One of the most surprising aspects of your top reads was that the top two were both about the ethics of managerial strategies and tools, an important lesson for us looking forward.
Our reader’s top pick was Ethics of Control: Who Nudges the Nudgers? by Leigh Phillips, which investigated the ethical implications of corporate use of behavior modification and nudging, not only to entice customers to buy, but at their own employees. Pointing out that humans are not always as rational as they think they are, he warned:
"… any application must be grounded in transparency and informed consent in order to support rather than extinguish the moral autonomy of employees."
He also asked, even in the most ethical of behavior modifications, just who is nudging the nudgers? Also, check out his contribution to our main article this issue: Accountability – A Corporate Report Card.
Fast approaching top popularity is AI and Ethics, written by Jodi N. Beggs. Ignoring the taste for fear and conspiracy fodder swirling around the issue of AI in the workplace, Beggs set out to examine the realities related to COVID shifts that meant that in many cases use of AI and technology accelerated and went from idea to practical application very quickly. She answered the question: are ethics keeping up with the technology in corporate AI applications – or not?
"… despite the fact that these systems are generally explicitly barred from choosing based on race, gender and so on, the algorithms by design are very good at identifying characteristics that are proxies for these characteristics, resulting in de facto discriminatory practices."
Only recently did these two knock our very first main article The Long View, by Karen Kao, off the top slot. Kao explored the fear and chaos that permeated all of society in the first months of the pandemic, urging survival strategies:
"Are we stupid? Cartoon ostriches stick their heads in the sand. Real ostriches deploy risk avoidance strategies like their great ground speed or formidable height to compensate for their inability to fly."
Two of our Op-Eds made the grade, which is unsurprising as they are intended to provide an expert’s new perspective and unique voice. The first is the Op-Ed: Hello, part of our New Year’s Special Issue, by Leigh Caldwell.
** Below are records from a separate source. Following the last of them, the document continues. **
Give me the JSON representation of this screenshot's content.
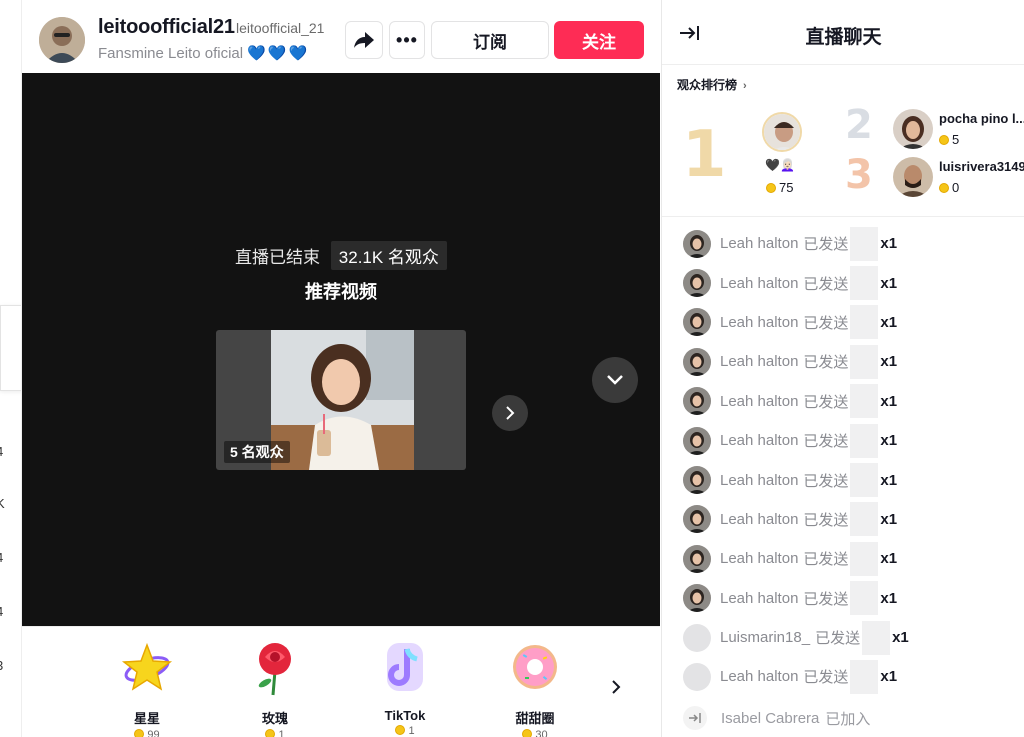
{
  "left_strip": {
    "fragments": [
      "4",
      "K",
      "4",
      "4",
      "3"
    ]
  },
  "header": {
    "host_name": "leitooofficial21",
    "host_handle": "leitoofficial_21",
    "host_subtitle": "Fansmine Leito oficial",
    "host_hearts": "💙💙💙",
    "subscribe_label": "订阅",
    "follow_label": "关注"
  },
  "video": {
    "ended_label": "直播已结束",
    "viewer_count": "32.1K 名观众",
    "recommended_title": "推荐视频",
    "card_viewers": "5 名观众"
  },
  "gifts": [
    {
      "name": "星星",
      "price": "99"
    },
    {
      "name": "玫瑰",
      "price": "1"
    },
    {
      "name": "TikTok",
      "price": "1"
    },
    {
      "name": "甜甜圈",
      "price": "30"
    }
  ],
  "chat_panel": {
    "title": "直播聊天",
    "ranking_label": "观众排行榜",
    "ranking": [
      {
        "rank": "1",
        "score": "75",
        "badges": "🖤👩🏻‍🦳"
      },
      {
        "rank": "2",
        "name": "pocha pino l...",
        "score": "5"
      },
      {
        "rank": "3",
        "name": "luisrivera3149",
        "score": "0"
      }
    ],
    "messages": [
      {
        "user": "Leah halton",
        "action": "已发送",
        "count": "x1"
      },
      {
        "user": "Leah halton",
        "action": "已发送",
        "count": "x1"
      },
      {
        "user": "Leah halton",
        "action": "已发送",
        "count": "x1"
      },
      {
        "user": "Leah halton",
        "action": "已发送",
        "count": "x1"
      },
      {
        "user": "Leah halton",
        "action": "已发送",
        "count": "x1"
      },
      {
        "user": "Leah halton",
        "action": "已发送",
        "count": "x1"
      },
      {
        "user": "Leah halton",
        "action": "已发送",
        "count": "x1"
      },
      {
        "user": "Leah halton",
        "action": "已发送",
        "count": "x1"
      },
      {
        "user": "Leah halton",
        "action": "已发送",
        "count": "x1"
      },
      {
        "user": "Leah halton",
        "action": "已发送",
        "count": "x1"
      },
      {
        "user": "Luismarin18_",
        "action": "已发送",
        "count": "x1"
      },
      {
        "user": "Leah halton",
        "action": "已发送",
        "count": "x1"
      }
    ],
    "join": {
      "user": "Isabel Cabrera",
      "action": "已加入"
    }
  },
  "colors": {
    "accent": "#fe2c55",
    "video_bg": "#121212"
  }
}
Noting that many governments and institutions were using lockdown time to make changes to the ‘old’ normal, we wondered: what industries are opening to a whole new scope and design, and what brave new world are we entering? And Caldwell did not disappoint with his reply:
"The businesses with sustainable competitive advantage in the future will be those who invest in creating a story in which the customer is a protagonist, creating a distinct subjective experience. Companies as big as Lego and as small as the part-time craft sellers on Etsy are already on this path."
Also, check out his contribution to our main article this issue: Accountability – A Corporate Report Card.
Last in line in our top 5 reader’s picks, and no surprise, was Op-Ed: RoboBoss, written by Nevin Thompson. Drawing on his years of experience living in Japan, and of automation, he pointed out the dangers and pitfalls of using RoboBosses with no human oversight, and the negative impacts on employee health and wellbeing – noting that the RoboBoss is already here on the work floor.
"Regulatory changes intended to improve worker safety by implementing remote monitoring technology also make it easier for employers to introduce automated oversight to more and more kinds of work."
We will continue to bring you more of these great stories and authors (and more) in the years to come, listening to what you, the readers, want to read – oh and keep that birthday cupcake where it belongs, in the canteen and not as a recommended tip in The Habtic Standard.